In the next few days, Jordan continued to awe me across myriad sites and locations as I drove from the North to the South — Mt. Nebo where God spoke to Moses; Petra — the legacy of the Nabataeans, industrious Arab people who settled in Jordan over 2,000 years ago; Wadi Rum where Englishman T.E. Lawrence befriended Bedouins and dodged the Turks; Aquaba with its pulsating nightlife, sumptuous sea food; and the Red Sea.

But, I shall tell you about Jerash, the ancient city of the Romans boasting an unbroken chain of habitation that dates back to over 6,500 years ago. Today Jerash stands unbelievably well-preserved (thanks to having been hidden for centuries in the sand); it was excavated only 70 years ago!

Lost within the ruins

I liked Jerash even better than Petra because it still has that ancient aura about it. You can get lost within the ruins and actually feel transported back in time.

In fact, I was sitting in solitude looking at gigantic pillars and wondering about the lathe that must have turned them, when I was surprised to see Judah Ben-Hur come clattering in his carriage across the cobbled road. It was actually a dressed-up actor!

The Jerash Heritage Company has started daily ticketed performances of the Roman Army and Chariot Experience at the Hippodrome in Jerash.

Thanks to this, the Hippodrome sees the glory of its past even today.

Then there's the Hadrian's Arch built to commemorate Emperor Hadrian's visit in 129 AD. I've met Hadrian before through another of his constructions — the Hadrian's Wall in the U.K.!

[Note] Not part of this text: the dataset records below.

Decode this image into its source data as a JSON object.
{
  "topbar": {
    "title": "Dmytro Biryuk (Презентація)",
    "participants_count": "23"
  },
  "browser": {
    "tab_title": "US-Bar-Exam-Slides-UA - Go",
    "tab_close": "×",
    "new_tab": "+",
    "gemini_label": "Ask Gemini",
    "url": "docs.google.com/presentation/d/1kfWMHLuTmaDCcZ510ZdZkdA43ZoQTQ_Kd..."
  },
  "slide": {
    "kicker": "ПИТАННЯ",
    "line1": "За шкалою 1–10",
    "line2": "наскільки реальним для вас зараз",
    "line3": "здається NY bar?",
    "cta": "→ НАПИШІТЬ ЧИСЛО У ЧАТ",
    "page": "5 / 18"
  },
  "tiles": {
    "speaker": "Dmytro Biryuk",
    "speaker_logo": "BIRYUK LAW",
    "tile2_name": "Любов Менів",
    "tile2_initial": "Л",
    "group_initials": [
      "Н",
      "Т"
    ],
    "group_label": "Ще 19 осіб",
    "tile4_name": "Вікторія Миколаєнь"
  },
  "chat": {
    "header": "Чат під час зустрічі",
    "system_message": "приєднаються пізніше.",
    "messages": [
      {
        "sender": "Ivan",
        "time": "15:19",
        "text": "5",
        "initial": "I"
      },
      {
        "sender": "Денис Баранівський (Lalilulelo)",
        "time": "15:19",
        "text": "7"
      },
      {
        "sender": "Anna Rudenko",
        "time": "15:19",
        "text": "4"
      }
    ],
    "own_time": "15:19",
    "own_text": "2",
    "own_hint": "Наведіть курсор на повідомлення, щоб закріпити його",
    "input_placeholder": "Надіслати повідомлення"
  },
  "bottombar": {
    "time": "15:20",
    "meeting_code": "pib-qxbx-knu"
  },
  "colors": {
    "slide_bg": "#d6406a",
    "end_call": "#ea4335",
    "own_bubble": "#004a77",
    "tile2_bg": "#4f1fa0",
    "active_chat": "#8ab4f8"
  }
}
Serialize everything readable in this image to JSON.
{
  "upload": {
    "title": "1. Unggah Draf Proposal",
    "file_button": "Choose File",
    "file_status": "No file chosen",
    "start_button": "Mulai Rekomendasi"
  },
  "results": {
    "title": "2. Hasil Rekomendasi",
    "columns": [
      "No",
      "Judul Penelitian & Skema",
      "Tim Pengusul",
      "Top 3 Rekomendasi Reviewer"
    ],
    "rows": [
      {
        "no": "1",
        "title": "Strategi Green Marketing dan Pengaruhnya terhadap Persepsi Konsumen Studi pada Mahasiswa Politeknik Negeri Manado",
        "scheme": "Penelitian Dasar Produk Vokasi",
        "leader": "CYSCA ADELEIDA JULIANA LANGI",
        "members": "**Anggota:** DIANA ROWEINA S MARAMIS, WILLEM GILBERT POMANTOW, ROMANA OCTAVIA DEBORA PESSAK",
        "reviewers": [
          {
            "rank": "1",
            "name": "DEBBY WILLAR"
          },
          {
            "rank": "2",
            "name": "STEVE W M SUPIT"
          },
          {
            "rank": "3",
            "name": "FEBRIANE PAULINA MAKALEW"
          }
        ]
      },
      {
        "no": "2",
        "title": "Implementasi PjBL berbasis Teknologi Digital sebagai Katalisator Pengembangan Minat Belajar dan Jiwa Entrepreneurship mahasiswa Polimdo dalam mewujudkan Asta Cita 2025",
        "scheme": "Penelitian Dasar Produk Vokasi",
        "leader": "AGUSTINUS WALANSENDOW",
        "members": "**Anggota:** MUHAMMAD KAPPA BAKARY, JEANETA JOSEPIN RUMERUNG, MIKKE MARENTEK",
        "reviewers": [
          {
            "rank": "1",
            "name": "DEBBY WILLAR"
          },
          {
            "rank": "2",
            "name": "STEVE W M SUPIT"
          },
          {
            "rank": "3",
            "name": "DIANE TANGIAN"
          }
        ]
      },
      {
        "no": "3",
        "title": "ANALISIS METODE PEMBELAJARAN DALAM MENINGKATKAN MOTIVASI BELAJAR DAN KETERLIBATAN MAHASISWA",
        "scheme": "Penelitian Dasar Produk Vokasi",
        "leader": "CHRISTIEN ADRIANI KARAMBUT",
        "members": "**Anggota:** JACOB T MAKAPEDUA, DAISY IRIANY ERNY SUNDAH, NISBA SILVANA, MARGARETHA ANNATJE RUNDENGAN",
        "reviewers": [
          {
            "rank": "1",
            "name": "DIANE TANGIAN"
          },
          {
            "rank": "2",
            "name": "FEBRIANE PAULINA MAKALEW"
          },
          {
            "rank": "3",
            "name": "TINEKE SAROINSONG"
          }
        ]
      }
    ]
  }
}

Jerash, an hour's drive from Amman, is best visited early morning or just as dusk is falling. The soft light falling on those beautifully-sculpted colonnades, temples and theatres turn this ancient city magical. It makes you wonder about the perseverance and ingenuity of the human mind and the determination of human spirit. And, about the time when people built magnificent cities with their bare hands, and built them so well they still stand tall and proud.

For me, visiting Jordan was like tripping on a timeline that stretches from the present to back into hallowed antiquity.